Jenny showed the group the brand new Microsoft Office 2016 public beta. It’s a 2.6GB download and takes over 5GB of space on your hard drive. Like your typical beta, not everything works, such as Ribbon (toolbar) preferences, which are completely grayed out and not editable right now. One of the main goals of this Office release is to make it look more like the Windows version of Office, so the Save and Open icons are above the main ribbons and are instead directly adjacent to the Mac open/minimize/maximize buttons in the top left corner. Otherwise, it looks like your same old Word and Excel. Like the Photos app demo last month, the UI is lighter in color and feels much cleaner and crisper. The icons are thinner, flatter, and more modern. Loading the font menu is still the slowest part of launch, but it feels a little faster overall. We haven’t had opportunities to use it in real-life situations, but it is worth downloading, especially because it runs alongside (not replacing) your existing Office install.


Mario wrapped up the meeting talking about the Apple Watch. More details, including pricing, are expected to be announced at Apple’s event on Monday, March 9th, appropriately titled “Spring Forward.” We reviewed what we know now. The watches are all available in either 38mm or 42mm wide screens.  Watch Sport is stainless steel with a sport band, the  Watch is aluminum with multiple leather and metal strap choices, and the  Watch Edition is 18-karat gold. The Apple website suggests the watches may come pre-bundled with specific bands, but they are interchangeable. Check out MixYourWatch.com to preview the watches and find your desired combination!

The digital watch faces previewed thus far range from classic to fun (like a dancing Mickey Mouse). The initial screen is customizable to display certain elements, such as the weather of your next appointment. The phone has a speaker and microphone to read messages and dictate responses. There is no webcam – who wants to be looking up somebody’s nose during a FaceTime call? It also has a “taptic engine” for pushing the screen and for feeling vibrating alerts.

One of the Apple Watch’s big benefits is its ability to use Apple Pay. You now don’t need to own an IPhone 6 or 6 Plus – a watch paired with an iPhone 5 or 5S can now enjoy Apple Pay and pay by holding the watch up to the scanner.

Nobody knows the battery life of the watch, but it’s expected to be able to last all day. It would be nice if it lasted 24 hours because wearing the watch while asleep would give HealthKit apps some interesting data, but that would be pushing it. (You could always charge during the day to wear it at night.)

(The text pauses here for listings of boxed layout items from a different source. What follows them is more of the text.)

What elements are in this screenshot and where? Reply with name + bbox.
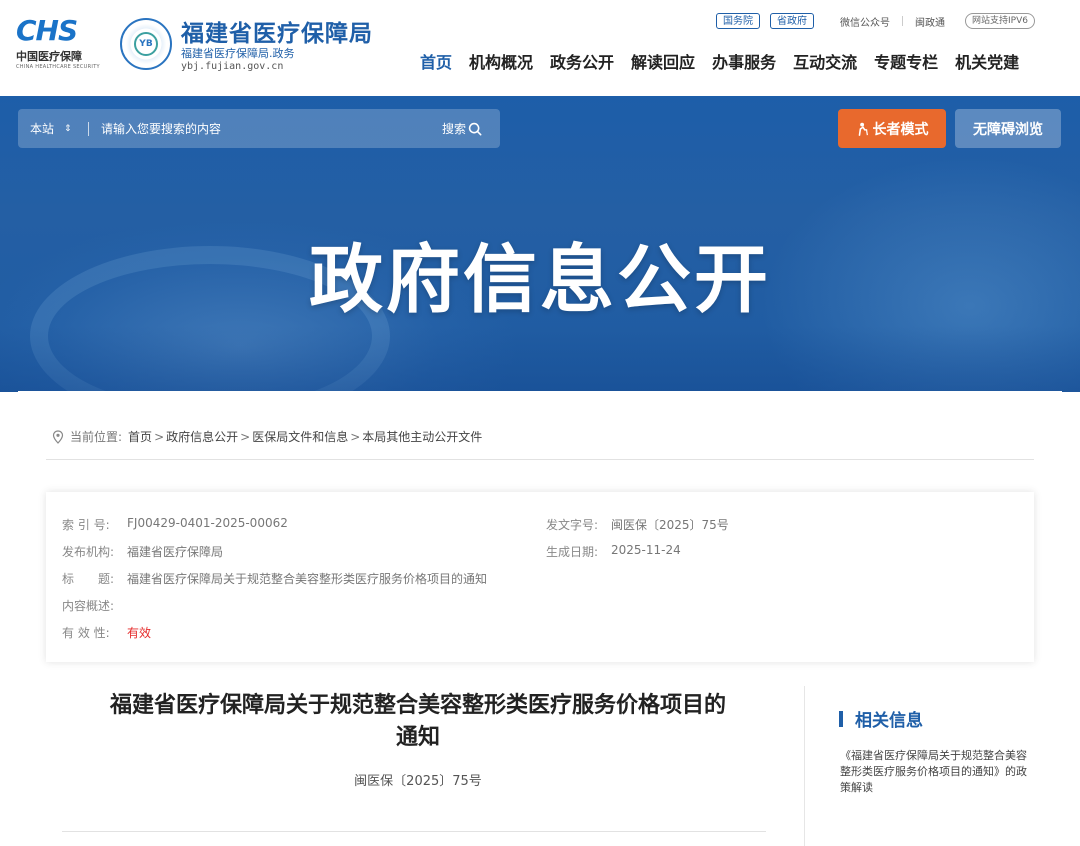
meta-title-value: 福建省医疗保障局关于规范整合美容整形类医疗服务价格项目的通知 xyxy=(127,572,488,586)
nav-home[interactable]: 首页 xyxy=(420,52,452,74)
state-council-link[interactable]: 国务院 xyxy=(716,13,760,29)
top-links: 国务院 省政府 微信公众号 闽政通 网站支持IPV6 xyxy=(716,12,1035,30)
banner-title: 政府信息公开 xyxy=(309,237,771,323)
meta-org-value: 福建省医疗保障局 xyxy=(127,545,224,559)
elder-person-icon xyxy=(858,122,868,136)
nav-interaction[interactable]: 互动交流 xyxy=(793,52,857,74)
wechat-link[interactable]: 微信公众号 xyxy=(840,14,890,29)
breadcrumb-other-docs[interactable]: 本局其他主动公开文件 xyxy=(362,428,482,445)
meta-index-label: 索 引 号: xyxy=(62,518,110,532)
document-title-line1: 福建省医疗保障局关于规范整合美容整形类医疗服务价格项目的 xyxy=(109,693,726,718)
related-info-link[interactable]: 《福建省医疗保障局关于规范整合美容整形类医疗服务价格项目的通知》的政策解读 xyxy=(840,748,1036,796)
breadcrumb-separator: > xyxy=(240,429,251,444)
meta-org-row: 发布机构: 福建省医疗保障局 xyxy=(62,543,223,560)
chs-logo-cn: 中国医疗保障 xyxy=(16,50,82,63)
meta-summary-row: 内容概述: xyxy=(62,597,127,614)
meta-title-label: 标 题: xyxy=(62,572,115,586)
related-info-title: 相关信息 xyxy=(855,711,923,731)
meta-summary-label: 内容概述: xyxy=(62,599,115,613)
nav-gov-affairs[interactable]: 政务公开 xyxy=(550,52,614,74)
meta-valid-row: 有 效 性: 有效 xyxy=(62,624,151,641)
bureau-seal-icon: YB xyxy=(120,18,172,70)
search-button-label: 搜索 xyxy=(441,122,466,136)
document-title: 福建省医疗保障局关于规范整合美容整形类医疗服务价格项目的 通知 xyxy=(48,690,788,754)
search-scope-label: 本站 xyxy=(30,122,55,136)
breadcrumb-bureau-docs[interactable]: 医保局文件和信息 xyxy=(252,428,348,445)
banner-shade xyxy=(0,326,1080,392)
related-info-header: 相关信息 xyxy=(839,706,923,731)
chs-logo[interactable]: CHS 中国医疗保障 CHINA HEALTHCARE SECURITY xyxy=(16,16,100,72)
related-info-accent xyxy=(839,710,843,727)
breadcrumb-separator: > xyxy=(350,429,361,444)
site-title[interactable]: 福建省医疗保障局 xyxy=(181,14,373,48)
meta-docno-label: 发文字号: xyxy=(546,518,599,532)
nav-services[interactable]: 办事服务 xyxy=(712,52,776,74)
meta-valid-label: 有 效 性: xyxy=(62,626,110,640)
search-button[interactable]: 搜索 xyxy=(442,120,482,137)
breadcrumb-label: 当前位置: xyxy=(70,430,123,444)
breadcrumb-gov-info[interactable]: 政府信息公开 xyxy=(166,428,238,445)
document-metadata-box: 索 引 号: FJ00429-0401-2025-00062 发文字号: 闽医保… xyxy=(46,492,1034,662)
meta-title-row: 标 题: 福建省医疗保障局关于规范整合美容整形类医疗服务价格项目的通知 xyxy=(62,570,487,587)
meta-date-row: 生成日期: 2025-11-24 xyxy=(546,543,681,560)
meta-docno-row: 发文字号: 闽医保〔2025〕75号 xyxy=(546,516,729,533)
breadcrumb-divider xyxy=(46,459,1034,460)
chs-logo-mark: CHS xyxy=(16,14,78,47)
search-icon xyxy=(468,122,482,135)
site-url: ybj.fujian.gov.cn xyxy=(181,61,284,72)
breadcrumb-home[interactable]: 首页 xyxy=(128,428,152,445)
document-divider xyxy=(62,831,766,832)
updown-arrow-icon: ⇕ xyxy=(64,123,72,134)
seal-inner-text: YB xyxy=(134,32,158,56)
meta-docno-value: 闽医保〔2025〕75号 xyxy=(611,518,729,532)
breadcrumb-separator: > xyxy=(154,429,165,444)
location-pin-icon xyxy=(52,429,64,444)
search-bar: 本站 ⇕ 搜索 xyxy=(18,109,500,148)
search-scope-select[interactable]: 本站 ⇕ xyxy=(30,120,88,137)
nav-topics[interactable]: 专题专栏 xyxy=(874,52,938,74)
provincial-gov-link[interactable]: 省政府 xyxy=(770,13,814,29)
nav-interpretation[interactable]: 解读回应 xyxy=(631,52,695,74)
document-title-line2: 通知 xyxy=(395,725,440,750)
accessibility-button[interactable]: 无障碍浏览 xyxy=(955,109,1061,148)
main-nav: 首页 机构概况 政务公开 解读回应 办事服务 互动交流 专题专栏 机关党建 xyxy=(420,52,1019,74)
top-link-divider xyxy=(902,16,903,26)
search-input[interactable] xyxy=(101,121,442,136)
meta-index-row: 索 引 号: FJ00429-0401-2025-00062 xyxy=(62,516,288,533)
meta-date-value: 2025-11-24 xyxy=(611,543,681,557)
breadcrumb: 当前位置: 首页 > 政府信息公开 > 医保局文件和信息 > 本局其他主动公开文… xyxy=(52,428,482,445)
search-divider xyxy=(88,121,89,136)
hero-banner: 本站 ⇕ 搜索 长者模式 无障碍浏览 政府信息公开 xyxy=(0,96,1080,392)
meta-index-value: FJ00429-0401-2025-00062 xyxy=(127,516,288,530)
document-number: 闽医保〔2025〕75号 xyxy=(354,774,482,789)
ipv6-badge: 网站支持IPV6 xyxy=(965,13,1035,29)
meta-org-label: 发布机构: xyxy=(62,545,115,559)
meta-valid-value: 有效 xyxy=(127,626,152,640)
elder-mode-label: 长者模式 xyxy=(872,121,929,138)
accessibility-label: 无障碍浏览 xyxy=(973,121,1043,138)
content-panel: 当前位置: 首页 > 政府信息公开 > 医保局文件和信息 > 本局其他主动公开文… xyxy=(18,391,1062,846)
sidebar-divider xyxy=(804,686,805,846)
nav-party[interactable]: 机关党建 xyxy=(955,52,1019,74)
meta-date-label: 生成日期: xyxy=(546,545,599,559)
site-header: CHS 中国医疗保障 CHINA HEALTHCARE SECURITY YB … xyxy=(0,0,1080,96)
minzhengtong-link[interactable]: 闽政通 xyxy=(915,14,945,29)
elder-mode-button[interactable]: 长者模式 xyxy=(838,109,946,148)
site-subtitle: 福建省医疗保障局.政务 xyxy=(181,47,295,60)
nav-overview[interactable]: 机构概况 xyxy=(469,52,533,74)
chs-logo-en: CHINA HEALTHCARE SECURITY xyxy=(16,64,100,70)
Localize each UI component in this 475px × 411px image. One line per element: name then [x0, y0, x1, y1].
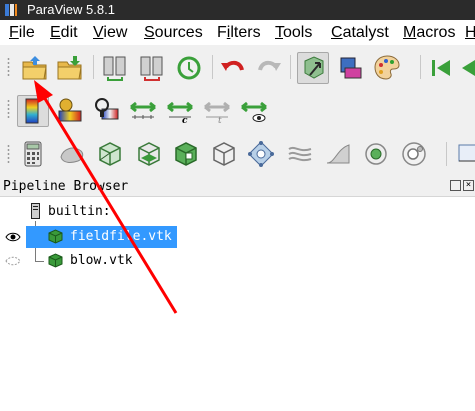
toolbar-grip[interactable] — [6, 144, 11, 164]
previous-frame-icon[interactable] — [458, 53, 475, 83]
menu-tools[interactable]: Tools — [275, 20, 312, 45]
window-title: ParaView 5.8.1 — [27, 2, 115, 17]
rescale-visible-data-icon[interactable] — [239, 95, 269, 125]
stream-tracer-icon[interactable] — [285, 139, 315, 169]
glyph-icon[interactable] — [246, 139, 276, 169]
warp-by-vector-icon[interactable] — [323, 139, 353, 169]
tree-item-label: blow.vtk — [70, 253, 133, 268]
chart-icon[interactable] — [455, 139, 475, 169]
pipeline-browser-header: Pipeline Browser × — [0, 177, 475, 197]
menu-macros[interactable]: Macros — [403, 20, 455, 45]
select-cells-icon[interactable] — [336, 53, 366, 83]
save-data-icon[interactable] — [55, 53, 85, 83]
menu-catalyst[interactable]: Catalyst — [331, 20, 389, 45]
menu-help[interactable]: H — [465, 20, 475, 45]
calculator-icon[interactable] — [18, 139, 48, 169]
eye-hidden-icon[interactable] — [5, 255, 21, 267]
eye-visible-icon[interactable] — [5, 231, 21, 243]
edit-color-map-icon[interactable] — [55, 95, 85, 125]
title-bar: ParaView 5.8.1 — [0, 0, 475, 20]
disconnect-icon[interactable] — [137, 53, 167, 83]
tree-item-blow[interactable]: blow.vtk — [0, 250, 475, 272]
color-toolbar: c t group — [0, 89, 475, 212]
cube-icon — [48, 229, 63, 244]
tree-item-label: builtin: — [48, 204, 111, 219]
svg-text:c: c — [182, 116, 188, 125]
auto-apply-icon[interactable] — [174, 53, 204, 83]
tree-item-label: fieldfile.vtk — [70, 229, 172, 244]
rescale-custom-range-icon[interactable] — [128, 95, 158, 125]
close-icon[interactable]: × — [463, 180, 474, 191]
first-frame-icon[interactable] — [426, 53, 456, 83]
extract-subset-icon[interactable] — [209, 139, 239, 169]
toolbar-separator — [290, 55, 291, 79]
open-icon[interactable] — [20, 53, 50, 83]
menu-edit[interactable]: Edit — [50, 20, 78, 45]
main-controls-toolbar — [0, 45, 475, 89]
menu-bar: File Edit View Sources Filters Tools Cat… — [0, 20, 475, 45]
float-panel-icon[interactable] — [450, 180, 461, 191]
panel-title: Pipeline Browser — [3, 179, 129, 194]
threshold-icon[interactable] — [171, 139, 201, 169]
toggle-color-legend-icon[interactable] — [17, 95, 49, 127]
tree-item-fieldfile[interactable]: fieldfile.vtk — [0, 226, 475, 248]
tree-item-builtin[interactable]: builtin: — [0, 201, 475, 223]
toolbar-separator — [420, 55, 421, 79]
clip-icon[interactable] — [95, 139, 125, 169]
undo-icon[interactable] — [218, 53, 248, 83]
toolbar-grip[interactable] — [6, 57, 11, 77]
menu-sources[interactable]: Sources — [144, 20, 203, 45]
group-datasets-icon[interactable] — [361, 139, 391, 169]
toolbar-separator — [93, 55, 94, 79]
svg-text:t: t — [218, 116, 222, 125]
common-filters-toolbar — [0, 131, 475, 177]
connect-icon[interactable] — [100, 53, 130, 83]
extract-level-icon[interactable] — [399, 139, 429, 169]
toolbar-separator — [212, 55, 213, 79]
color-palette-icon[interactable] — [372, 53, 402, 83]
interact-icon[interactable] — [297, 52, 329, 84]
reset-range-icon[interactable] — [92, 95, 122, 125]
contour-icon[interactable] — [57, 139, 87, 169]
menu-filters[interactable]: Filters — [217, 20, 261, 45]
server-icon — [31, 203, 40, 219]
rescale-temporal-range-icon[interactable]: c — [165, 95, 195, 125]
menu-file[interactable]: File — [9, 20, 35, 45]
pipeline-tree: builtin: fieldfile.vtk blow.vtk — [0, 197, 475, 411]
paraview-logo-icon — [5, 4, 17, 16]
toolbar-grip[interactable] — [6, 99, 11, 119]
toolbar-separator — [446, 142, 447, 166]
redo-icon[interactable] — [254, 53, 284, 83]
menu-view[interactable]: View — [93, 20, 127, 45]
rescale-visible-range-icon[interactable]: t — [202, 95, 232, 125]
slice-icon[interactable] — [134, 139, 164, 169]
cube-icon — [48, 253, 63, 268]
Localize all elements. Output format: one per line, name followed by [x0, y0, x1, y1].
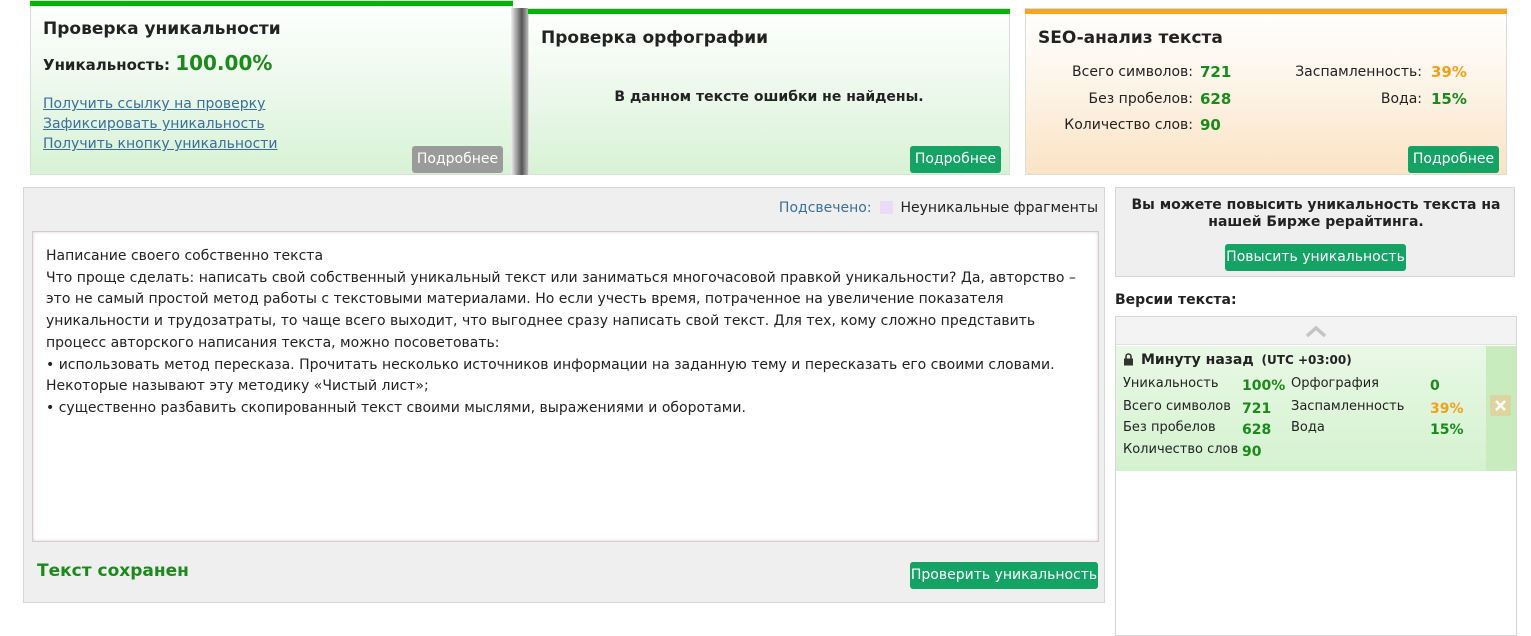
spam-label: Заспамленность:: [1295, 64, 1422, 80]
v-words-label: Количество слов: [1123, 442, 1239, 457]
highlight-legend: Подсвечено: Неуникальные фрагменты: [779, 200, 1098, 216]
v-uniq-value: 100%: [1242, 378, 1286, 394]
highlight-swatch: [880, 201, 894, 214]
spelling-card: Проверка орфографии В данном тексте ошиб…: [528, 8, 1010, 175]
card-accent-bar: [30, 1, 513, 6]
chevron-up-icon: [1305, 325, 1327, 338]
spelling-message: В данном тексте ошибки не найдены.: [614, 89, 924, 105]
total-chars-label: Всего символов:: [1072, 64, 1193, 80]
no-spaces-value: 628: [1200, 90, 1232, 108]
v-spam-label: Заспамленность: [1291, 399, 1405, 414]
version-side-strip: [1486, 346, 1516, 471]
uniqueness-value: 100.00%: [175, 51, 273, 75]
uniqueness-title: Проверка уникальности: [43, 19, 281, 39]
spelling-title: Проверка орфографии: [541, 28, 769, 48]
promo-text: Вы можете повысить уникальность текста н…: [1131, 197, 1501, 230]
v-water-value: 15%: [1430, 422, 1464, 438]
spelling-details-button[interactable]: Подробнее: [910, 146, 1001, 173]
words-value: 90: [1200, 116, 1221, 134]
v-spelling-value: 0: [1430, 378, 1440, 394]
versions-panel: Минуту назад (UTC +03:00) Уникальность 1…: [1115, 316, 1517, 636]
text-line: • использовать метод пересказа. Прочитат…: [46, 356, 1055, 395]
get-button-link[interactable]: Получить кнопку уникальности: [43, 136, 278, 152]
check-uniqueness-button[interactable]: Проверить уникальность: [910, 562, 1098, 589]
uniqueness-card: Проверка уникальности Уникальность: 100.…: [30, 0, 513, 175]
v-words-value: 90: [1242, 444, 1262, 460]
v-chars-value: 721: [1242, 401, 1272, 417]
spam-value: 39%: [1431, 63, 1467, 81]
version-timezone: (UTC +03:00): [1261, 353, 1352, 367]
v-nospace-value: 628: [1242, 422, 1272, 438]
text-line: Написание своего собственно текста: [46, 248, 324, 264]
seo-card: SEO-анализ текста Всего символов: 721 Бе…: [1025, 8, 1507, 175]
highlight-legend-text: Неуникальные фрагменты: [900, 200, 1098, 216]
version-time: Минуту назад (UTC +03:00): [1141, 352, 1352, 368]
seo-title: SEO-анализ текста: [1038, 28, 1223, 48]
seo-details-button[interactable]: Подробнее: [1408, 146, 1499, 173]
text-line: • существенно разбавить скопированный те…: [46, 399, 746, 416]
uniqueness-details-button[interactable]: Подробнее: [412, 146, 503, 173]
boost-uniqueness-button[interactable]: Повысить уникальность: [1225, 244, 1406, 271]
delete-version-button[interactable]: [1490, 395, 1511, 416]
highlight-label: Подсвечено:: [778, 200, 872, 216]
uniqueness-row: Уникальность: 100.00%: [43, 51, 272, 75]
fix-uniqueness-link[interactable]: Зафиксировать уникальность: [43, 116, 265, 132]
save-status: Текст сохранен: [37, 561, 189, 581]
card-accent-bar: [528, 9, 1010, 14]
close-icon: [1495, 400, 1506, 411]
get-link-link[interactable]: Получить ссылку на проверку: [43, 96, 265, 112]
water-label: Вода:: [1380, 91, 1422, 107]
promo-box: Вы можете повысить уникальность текста н…: [1115, 187, 1515, 277]
card-accent-bar: [1025, 9, 1507, 14]
v-chars-label: Всего символов: [1123, 399, 1231, 414]
card-divider-shadow: [511, 8, 529, 175]
uniqueness-label: Уникальность:: [43, 56, 170, 74]
no-spaces-label: Без пробелов:: [1088, 91, 1193, 107]
text-editor[interactable]: Написание своего собственно текста Что п…: [32, 231, 1099, 542]
editor-panel: Подсвечено: Неуникальные фрагменты Напис…: [23, 187, 1105, 603]
water-value: 15%: [1431, 90, 1467, 108]
text-line: Что проще сделать: написать свой собстве…: [46, 269, 1076, 351]
total-chars-value: 721: [1200, 63, 1232, 81]
version-entry[interactable]: Минуту назад (UTC +03:00) Уникальность 1…: [1116, 346, 1516, 471]
version-time-text: Минуту назад: [1141, 352, 1254, 368]
v-nospace-label: Без пробелов: [1123, 420, 1216, 435]
v-spelling-label: Орфография: [1291, 376, 1379, 391]
versions-title: Версии текста:: [1115, 292, 1237, 308]
v-spam-value: 39%: [1430, 401, 1464, 417]
lock-icon: [1124, 353, 1133, 366]
v-water-label: Вода: [1291, 420, 1325, 435]
v-uniq-label: Уникальность: [1123, 376, 1219, 391]
words-label: Количество слов:: [1064, 117, 1193, 133]
versions-scroll-up[interactable]: [1116, 317, 1516, 345]
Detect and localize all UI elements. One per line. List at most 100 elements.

The only thing we know right now is that it will be out in “spring” and that it will “start” at $349 – presumably for the 38mm  Watch Sport, the lowest model. The estimates place the  Watch at between $500-$1,000 and the gold  Watch Edition at $10,000 or more.

Tune in on Monday at 10am at www.apple.com/live to see how much this will cost and when it will be available!


The meeting was adjourned at 8:30pm, after which several members reconvened at the local Denny’s.